Neither of hims could avoid looking at the corpse. “It’s okay. You came back; that’s all that matters.”

“It is not okay. They killed one of you.” A pulse of regret and guilt in his mind alerted her. “No, it’s not just one, is it? How many?”

He took a step back from her, though his hands were still gripping her shoulders.

“Tell me,” she demanded.

“Five,” he said, as if ashamed.

“Bastards!”

“It doesn’t matter.” His grin was rueful. “That’s the point of being mes; bodyloss is irrelevant. Some of mes are scattered all across this city, and nobody knows how many there are; certainly not those thugs. I’m safe. Safer than you.”

“This is my fault. I shouldn’t be here. I shouldn’t have come to you, not before it’s all over.”

“I’m glad you did,” he said earnestly. “Really, I am. Just seeing you, knowing you’re okay, makes this all worthwhile.” Both of hims looked back across the empty garden toward the Cairns, whose muddy waters flowed past the bank at the bottom of the lawn. “How did you get here?
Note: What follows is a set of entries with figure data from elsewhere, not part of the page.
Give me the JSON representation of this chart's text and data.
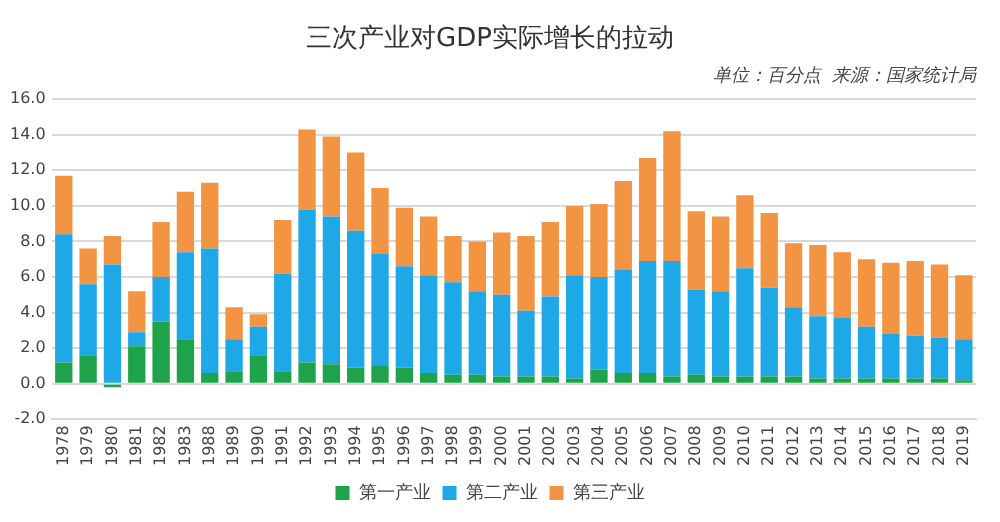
{
  "chart_data": {
    "type": "bar",
    "title": "三次产业对GDP实际增长的拉动",
    "annotations": [
      "单位：百分点  来源：国家统计局"
    ],
    "categories": [
      "1978",
      "1979",
      "1980",
      "1981",
      "1982",
      "1983",
      "1988",
      "1989",
      "1990",
      "1991",
      "1992",
      "1993",
      "1994",
      "1995",
      "1996",
      "1997",
      "1998",
      "1999",
      "2000",
      "2001",
      "2002",
      "2003",
      "2004",
      "2005",
      "2006",
      "2007",
      "2008",
      "2009",
      "2010",
      "2011",
      "2012",
      "2013",
      "2014",
      "2015",
      "2016",
      "2017",
      "2018",
      "2019"
    ],
    "stacked": true,
    "series": [
      {
        "name": "第一产业",
        "color": "#1ea34a",
        "values": [
          1.2,
          1.6,
          -0.2,
          2.1,
          3.5,
          2.5,
          0.6,
          0.7,
          1.6,
          0.7,
          1.2,
          1.1,
          0.9,
          1.0,
          0.9,
          0.6,
          0.5,
          0.5,
          0.4,
          0.4,
          0.4,
          0.3,
          0.8,
          0.6,
          0.6,
          0.4,
          0.5,
          0.4,
          0.4,
          0.4,
          0.4,
          0.3,
          0.3,
          0.3,
          0.3,
          0.3,
          0.3,
          0.2
        ]
      },
      {
        "name": "第二产业",
        "color": "#1ea8e8",
        "values": [
          7.2,
          4.0,
          6.7,
          0.8,
          2.5,
          4.9,
          7.0,
          1.8,
          1.6,
          5.5,
          8.6,
          8.3,
          7.7,
          6.3,
          5.7,
          5.5,
          5.2,
          4.7,
          4.6,
          3.7,
          4.5,
          5.8,
          5.2,
          5.8,
          6.3,
          6.5,
          4.8,
          4.8,
          6.1,
          5.0,
          3.9,
          3.5,
          3.4,
          2.9,
          2.5,
          2.4,
          2.3,
          2.3
        ]
      },
      {
        "name": "第三产业",
        "color": "#f29441",
        "values": [
          3.3,
          2.0,
          1.6,
          2.3,
          3.1,
          3.4,
          3.7,
          1.8,
          0.7,
          3.0,
          4.5,
          4.5,
          4.4,
          3.7,
          3.3,
          3.3,
          2.6,
          2.8,
          3.5,
          4.2,
          4.2,
          3.9,
          4.1,
          5.0,
          5.8,
          7.3,
          4.4,
          4.2,
          4.1,
          4.2,
          3.6,
          4.0,
          3.7,
          3.8,
          4.0,
          4.2,
          4.1,
          3.6
        ]
      }
    ],
    "ylim": [
      -2,
      16
    ],
    "yticks": [
      {
        "value": -2,
        "label": "-2.0"
      },
      {
        "value": 0,
        "label": "0.0"
      },
      {
        "value": 2,
        "label": "2.0"
      },
      {
        "value": 4,
        "label": "4.0"
      },
      {
        "value": 6,
        "label": "6.0"
      },
      {
        "value": 8,
        "label": "8.0"
      },
      {
        "value": 10,
        "label": "10.0"
      },
      {
        "value": 12,
        "label": "12.0"
      },
      {
        "value": 14,
        "label": "14.0"
      },
      {
        "value": 16,
        "label": "16.0"
      }
    ],
    "grid": "y",
    "legend": "bottom"
  }
}
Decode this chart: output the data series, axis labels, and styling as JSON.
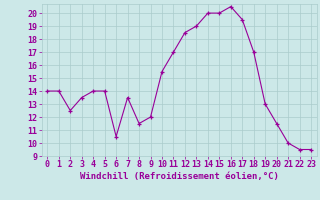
{
  "x": [
    0,
    1,
    2,
    3,
    4,
    5,
    6,
    7,
    8,
    9,
    10,
    11,
    12,
    13,
    14,
    15,
    16,
    17,
    18,
    19,
    20,
    21,
    22,
    23
  ],
  "y": [
    14,
    14,
    12.5,
    13.5,
    14,
    14,
    10.5,
    13.5,
    11.5,
    12,
    15.5,
    17,
    18.5,
    19,
    20,
    20,
    20.5,
    19.5,
    17,
    13,
    11.5,
    10,
    9.5,
    9.5
  ],
  "line_color": "#990099",
  "marker": "+",
  "marker_color": "#990099",
  "bg_color": "#cce8e8",
  "grid_color": "#aacccc",
  "xlabel": "Windchill (Refroidissement éolien,°C)",
  "xlabel_color": "#990099",
  "xlabel_fontsize": 6.5,
  "tick_color": "#990099",
  "tick_fontsize": 6.0,
  "ylim": [
    9,
    20.7
  ],
  "xlim": [
    -0.5,
    23.5
  ],
  "yticks": [
    9,
    10,
    11,
    12,
    13,
    14,
    15,
    16,
    17,
    18,
    19,
    20
  ],
  "xticks": [
    0,
    1,
    2,
    3,
    4,
    5,
    6,
    7,
    8,
    9,
    10,
    11,
    12,
    13,
    14,
    15,
    16,
    17,
    18,
    19,
    20,
    21,
    22,
    23
  ]
}
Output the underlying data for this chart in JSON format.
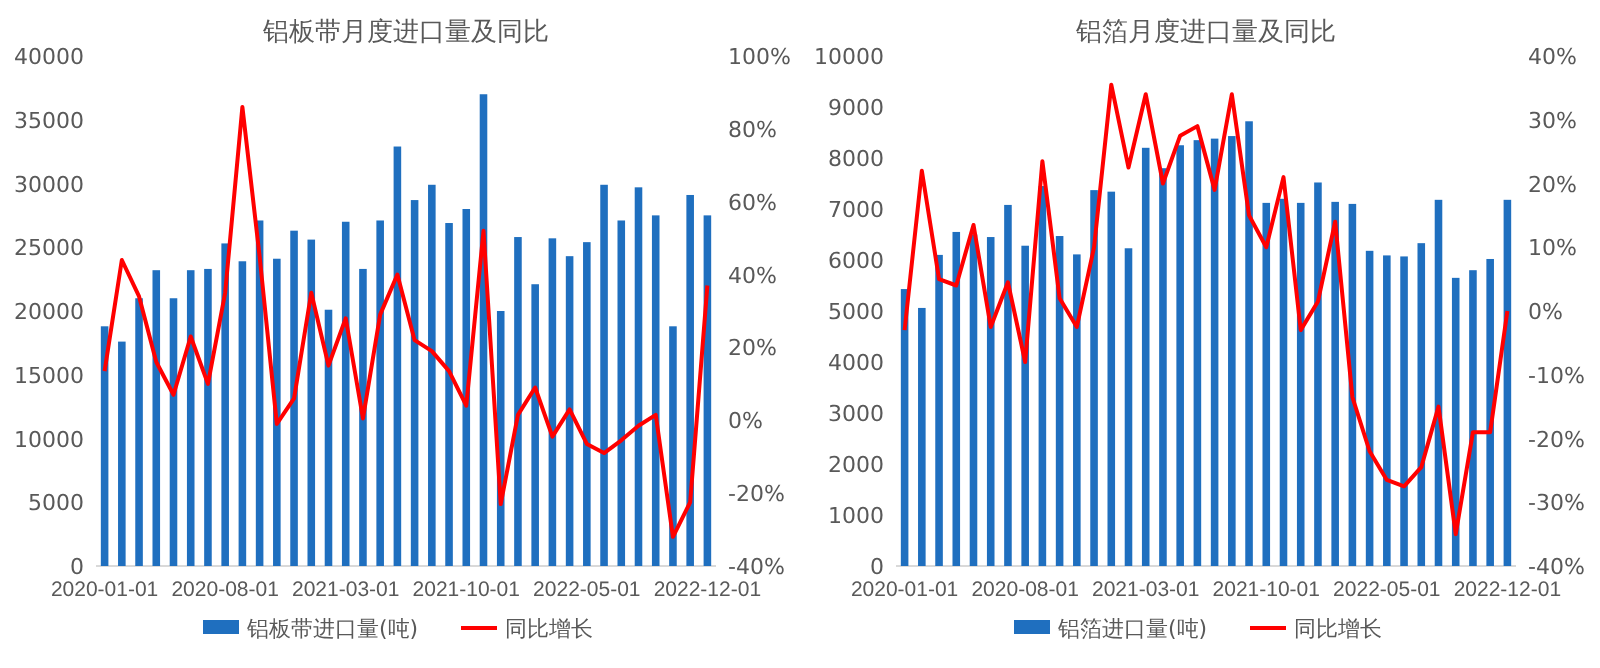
{
  "chart_data": [
    {
      "type": "bar",
      "title": "铝板带月度进口量及同比",
      "categories": [
        "2020-01-01",
        null,
        null,
        null,
        null,
        null,
        null,
        "2020-08-01",
        null,
        null,
        null,
        null,
        null,
        null,
        "2021-03-01",
        null,
        null,
        null,
        null,
        null,
        null,
        "2021-10-01",
        null,
        null,
        null,
        null,
        null,
        null,
        "2022-05-01",
        null,
        null,
        null,
        null,
        null,
        null,
        "2022-12-01"
      ],
      "series": [
        {
          "name": "铝板带进口量(吨)",
          "color": "#1f6fbf",
          "values": [
            18800,
            17600,
            21000,
            23200,
            21000,
            23200,
            23300,
            25300,
            23900,
            27100,
            24100,
            26300,
            25600,
            20100,
            27000,
            23300,
            27100,
            32900,
            28700,
            29900,
            26900,
            28000,
            37000,
            20000,
            25800,
            22100,
            25700,
            24300,
            25400,
            29900,
            27100,
            29700,
            27500,
            18800,
            29100,
            27500
          ]
        },
        {
          "name": "同比增长",
          "type": "line",
          "axis": "y2",
          "color": "#ff0000",
          "values": [
            13.5,
            44,
            34,
            16,
            7,
            23,
            10,
            35,
            86,
            45,
            -1,
            6,
            35,
            15,
            28,
            0.5,
            29,
            40,
            22,
            19,
            13.5,
            4,
            52,
            -23,
            1.5,
            9,
            -4.5,
            3,
            -6.5,
            -9,
            -5.5,
            -1.5,
            1.5,
            -32,
            -22.5,
            37
          ]
        }
      ],
      "ylim": [
        0,
        40000
      ],
      "yticks": [
        0,
        5000,
        10000,
        15000,
        20000,
        25000,
        30000,
        35000,
        40000
      ],
      "y2lim": [
        -40,
        100
      ],
      "y2ticks": [
        {
          "value": -40,
          "label": "-40%"
        },
        {
          "value": -20,
          "label": "-20%"
        },
        {
          "value": 0,
          "label": "0%"
        },
        {
          "value": 20,
          "label": "20%"
        },
        {
          "value": 40,
          "label": "40%"
        },
        {
          "value": 60,
          "label": "60%"
        },
        {
          "value": 80,
          "label": "80%"
        },
        {
          "value": 100,
          "label": "100%"
        }
      ],
      "legend": "bottom"
    },
    {
      "type": "bar",
      "title": "铝箔月度进口量及同比",
      "categories": [
        "2020-01-01",
        null,
        null,
        null,
        null,
        null,
        null,
        "2020-08-01",
        null,
        null,
        null,
        null,
        null,
        null,
        "2021-03-01",
        null,
        null,
        null,
        null,
        null,
        null,
        "2021-10-01",
        null,
        null,
        null,
        null,
        null,
        null,
        "2022-05-01",
        null,
        null,
        null,
        null,
        null,
        null,
        "2022-12-01"
      ],
      "series": [
        {
          "name": "铝箔进口量(吨)",
          "color": "#1f6fbf",
          "values": [
            5430,
            5060,
            6100,
            6550,
            6500,
            6450,
            7080,
            6280,
            7450,
            6470,
            6110,
            7370,
            7340,
            6230,
            8200,
            7800,
            8250,
            8350,
            8380,
            8430,
            8720,
            7120,
            7200,
            7120,
            7520,
            7140,
            7100,
            6180,
            6090,
            6070,
            6330,
            7180,
            5650,
            5800,
            6020,
            7180
          ]
        },
        {
          "name": "同比增长",
          "type": "line",
          "axis": "y2",
          "color": "#ff0000",
          "values": [
            -3,
            22,
            5,
            4,
            13.5,
            -2.5,
            4.5,
            -8,
            23.5,
            2,
            -2.5,
            10,
            35.5,
            22.5,
            34,
            20,
            27.5,
            29,
            19,
            34,
            15,
            10,
            21,
            -3,
            1.5,
            14,
            -13.5,
            -22,
            -26.5,
            -27.5,
            -24.5,
            -15,
            -35,
            -19,
            -19,
            0
          ]
        }
      ],
      "ylim": [
        0,
        10000
      ],
      "yticks": [
        0,
        1000,
        2000,
        3000,
        4000,
        5000,
        6000,
        7000,
        8000,
        9000,
        10000
      ],
      "y2lim": [
        -40,
        40
      ],
      "y2ticks": [
        {
          "value": -40,
          "label": "-40%"
        },
        {
          "value": -30,
          "label": "-30%"
        },
        {
          "value": -20,
          "label": "-20%"
        },
        {
          "value": -10,
          "label": "-10%"
        },
        {
          "value": 0,
          "label": "0%"
        },
        {
          "value": 10,
          "label": "10%"
        },
        {
          "value": 20,
          "label": "20%"
        },
        {
          "value": 30,
          "label": "30%"
        },
        {
          "value": 40,
          "label": "40%"
        }
      ],
      "legend": "bottom"
    }
  ]
}
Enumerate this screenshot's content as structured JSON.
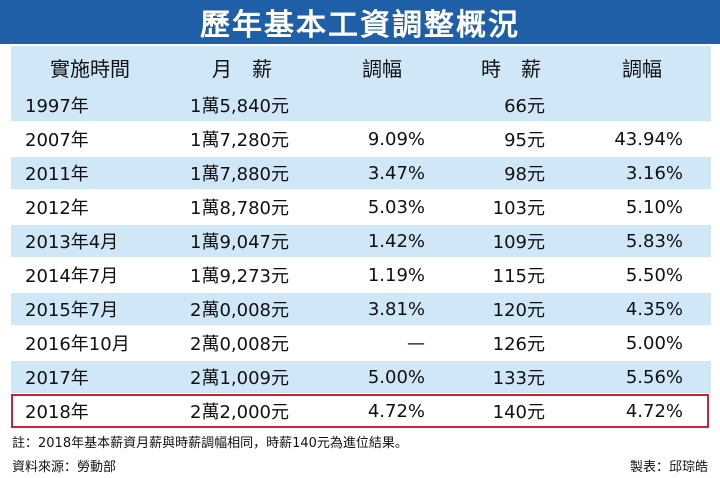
{
  "title": "歷年基本工資調整概況",
  "headers": {
    "time": "實施時間",
    "monthly": "月　薪",
    "monthly_rate": "調幅",
    "hourly": "時　薪",
    "hourly_rate": "調幅"
  },
  "rows": [
    {
      "time": "1997年",
      "monthly": "1萬5,840元",
      "monthly_rate": "",
      "hourly": "66元",
      "hourly_rate": ""
    },
    {
      "time": "2007年",
      "monthly": "1萬7,280元",
      "monthly_rate": "9.09%",
      "hourly": "95元",
      "hourly_rate": "43.94%"
    },
    {
      "time": "2011年",
      "monthly": "1萬7,880元",
      "monthly_rate": "3.47%",
      "hourly": "98元",
      "hourly_rate": "3.16%"
    },
    {
      "time": "2012年",
      "monthly": "1萬8,780元",
      "monthly_rate": "5.03%",
      "hourly": "103元",
      "hourly_rate": "5.10%"
    },
    {
      "time": "2013年4月",
      "monthly": "1萬9,047元",
      "monthly_rate": "1.42%",
      "hourly": "109元",
      "hourly_rate": "5.83%"
    },
    {
      "time": "2014年7月",
      "monthly": "1萬9,273元",
      "monthly_rate": "1.19%",
      "hourly": "115元",
      "hourly_rate": "5.50%"
    },
    {
      "time": "2015年7月",
      "monthly": "2萬0,008元",
      "monthly_rate": "3.81%",
      "hourly": "120元",
      "hourly_rate": "4.35%"
    },
    {
      "time": "2016年10月",
      "monthly": "2萬0,008元",
      "monthly_rate": "—",
      "hourly": "126元",
      "hourly_rate": "5.00%"
    },
    {
      "time": "2017年",
      "monthly": "2萬1,009元",
      "monthly_rate": "5.00%",
      "hourly": "133元",
      "hourly_rate": "5.56%"
    },
    {
      "time": "2018年",
      "monthly": "2萬2,000元",
      "monthly_rate": "4.72%",
      "hourly": "140元",
      "hourly_rate": "4.72%"
    }
  ],
  "note": "註：2018年基本薪資月薪與時薪調幅相同，時薪140元為進位結果。",
  "source": "資料來源：勞動部",
  "author": "製表：邱琮皓",
  "colors": {
    "title_bg": "#1f5fa8",
    "stripe": "#cfe7f7",
    "highlight_border": "#c4263a"
  }
}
Everyone thinks you’re on Chobamba.”

“Long story.”

A sound similar to faint thunder rolled across the house. Araminta turned to the source, seeing energy weapons flash just below the curving force field dome. She didn’t need any kind of program to tell her it was the Francola district.

“Not again,” Bovey groaned. “Enough!”

“It’s me,” she said impassively. “They’re fighting because they think I’m there.”

“Araminta.” It came out of both of hims, a distraught desperate voice.

“I can’t stay. They’ll find me eventually.”

“Run, then. I’ll come with you. We’ll just keep on running. The navy can probably help.”

“No. I can’t do that. ANA has gone. Nobody is going to help us; nobody can stop Living Dream and the Accelerators. It’s down to me now.”

“You?”

“I’m not running, not hiding. Not anymore. I know I have no right to ask this, because I didn’t have the courage to tell you about myself before.”

“I understand.”

“You’re sweet, too sweet. After this is over, I want us to be together. I really do. That’s why I’m here, so you know that.”

He hugged her tight again. “It’ll happen,” he whispered fiercely. “It will.”

“There are things I have to do,” she said. “Things I don’t want to, but I can’t see any other way. I have an idea, but I’m going to need your help to make it work.”